AİLELERİN EN BÜYÜK HATASI
Bu konuda ailelerin de hatasının bulunduğunu söyleyen Yaylamış, “Aileler sosyal medya hesaplarında çocuğa ait bilgileri, fotoğrafları paylaşıyor. Fakat 18 yaş altındaki bir çocuğun bu konuda rızası yoktur ve alınmaz da. Siz tutup da 10 yaşındaki bir çocuğa senin rızan var mı dediğiniz zaman o çocuk daha rızanın dahi ne olduğunu bilmiyor. Biz yetişkinler ise bunu kendi rızamızla yapıyoruz ve kendi rızamızla da kaldırabiliriz. İnternet ortamına yüklenen her türlü bilgi belirli hukuki yollara başvurulmadığı takdirde silinmiyor. Bu konular hakkında yurt dışında dava örnekleri mevcut. Burada paylaşılan fotoğraflar fotoshop ile başka bedenlere naklediliyor ve çocuk pornografisi daha da yaygınlaşıyor.

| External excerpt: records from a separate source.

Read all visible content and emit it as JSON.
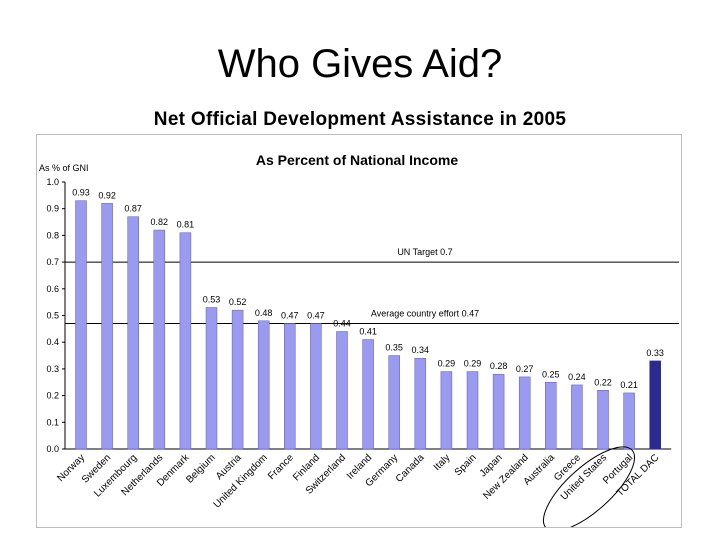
{
  "slide": {
    "title": "Who Gives Aid?",
    "subtitle": "Net Official Development Assistance in 2005"
  },
  "colors": {
    "bar": "#9a9bf0",
    "bar_stroke": "#5a5ab0",
    "total_bar": "#2b2b8f",
    "reference_line": "#000000",
    "circle": "#000000"
  },
  "chart_data": {
    "type": "bar",
    "title": "As Percent of National Income",
    "ylabel": "As % of GNI",
    "xlabel": "",
    "ylim": [
      0,
      1.0
    ],
    "y_ticks": [
      "0.0",
      "0.1",
      "0.2",
      "0.3",
      "0.4",
      "0.5",
      "0.6",
      "0.7",
      "0.8",
      "0.9",
      "1.0"
    ],
    "categories": [
      "Norway",
      "Sweden",
      "Luxembourg",
      "Netherlands",
      "Denmark",
      "Belgium",
      "Austria",
      "United Kingdom",
      "France",
      "Finland",
      "Switzerland",
      "Ireland",
      "Germany",
      "Canada",
      "Italy",
      "Spain",
      "Japan",
      "New Zealand",
      "Australia",
      "Greece",
      "United States",
      "Portugal",
      "TOTAL DAC"
    ],
    "values": [
      0.93,
      0.92,
      0.87,
      0.82,
      0.81,
      0.53,
      0.52,
      0.48,
      0.47,
      0.47,
      0.44,
      0.41,
      0.35,
      0.34,
      0.29,
      0.29,
      0.28,
      0.27,
      0.25,
      0.24,
      0.22,
      0.21,
      0.33
    ],
    "value_labels": [
      "0.93",
      "0.92",
      "0.87",
      "0.82",
      "0.81",
      "0.53",
      "0.52",
      "0.48",
      "0.47",
      "0.47",
      "0.44",
      "0.41",
      "0.35",
      "0.34",
      "0.29",
      "0.29",
      "0.28",
      "0.27",
      "0.25",
      "0.24",
      "0.22",
      "0.21",
      "0.33"
    ],
    "highlighted_category": "TOTAL DAC",
    "circled_categories": [
      "Greece",
      "United States",
      "Portugal"
    ],
    "reference_lines": [
      {
        "value": 0.7,
        "label": "UN Target 0.7"
      },
      {
        "value": 0.47,
        "label": "Average country effort 0.47"
      }
    ],
    "grid": false,
    "legend": "none"
  }
}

Söylemek istediğim şey şu ki kimin pedofili hastası olup olmadığını bilemezsiniz. Bu en yakınınızdan biri bile çıkabilir. Bu sebeple çocuğunuz ile ilgili bilgileri sosyal medyada paylaşmayın diyoruz. Çocuğa zarar vermek isteyen birisi bu paylaşımlardan her türlü bilgileri edinerek dilediği kötülüğü yapabilir” dedi.